Kubuś w domu tymczasowym:
2. Tosia - kolejna onkologiczna kotka, na którą w schronisku czekałaby śmierć. Wymagała dokładnie takiego samego leczenia jak Kubuś.
Dziś już prawie zdrowa. Po leczeniu onkologicznym. Czeka na nią jeszcze zabieg stomatologiczny.
1. Bajtek.
O kocurku dowiedzieliśmy się przypadkiem kiedy do drzwi naszej wolontriuszka zapukała straż miejska pytając czy to jej kot leży pod balkonem. Okazało się, że leżał tam kot w opłakanym stanie, a straż miejska nieumiejętnie próbując go łapać jedynie go spłoszyła i więcej się nie pokazali, a umierający kot czekał na ratunek.
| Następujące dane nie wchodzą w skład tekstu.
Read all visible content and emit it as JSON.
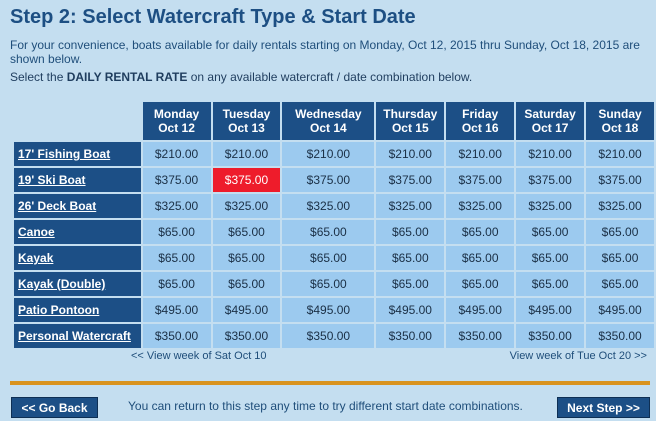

Kocurek trafił do nas skrajnie wychudzony, z infekcją górnych i dolnych dróg oddechowych, zarobaczony, z tragicznym stanem uzębienia wymagającym pilnego zabiegu oraz entropium czyli wady polegającej na zawijaniu się powieki raniąc rogówkę.
Kocurek jest już po odrobaczeniach, szczepieniach, po zabiegu stomatologicznym kastracji oraz zabiegu okulistycznym.
Na Bajtka w schronisku czekałaby eutanazja.
4. Hania - znaleziona w stanie agolnym w jednym z poznańskich parków. Umierająca, pobita, zalana krwią i ropą. Czy taki kot w schronisku miałby szanse? Zapewne nawet by jej nie otrzymał. Zdążyliśmy podjechać do kotki przed strażą miejską. Połamana żuchwa, wychudzenie, odwodnienie, ogromny ból i głód. Dziś Hania walczy z postępującą chorobą nerek, a przed nami, jeśli uda się ustabilizować nerki, konsultacja z ortopedą ze względu na liczne skrzywienia i problemu z poruszaniem się u Hani.
To tylko kilka z ostatnio uratowanych kotów. One wszystkie zasługują na szansę, na dom, na opiekę. I takim kotom chcemy pomagać jeśli tylko będziemy mieć na to szansę. Byśmy ją mieli musimy spłacić długi.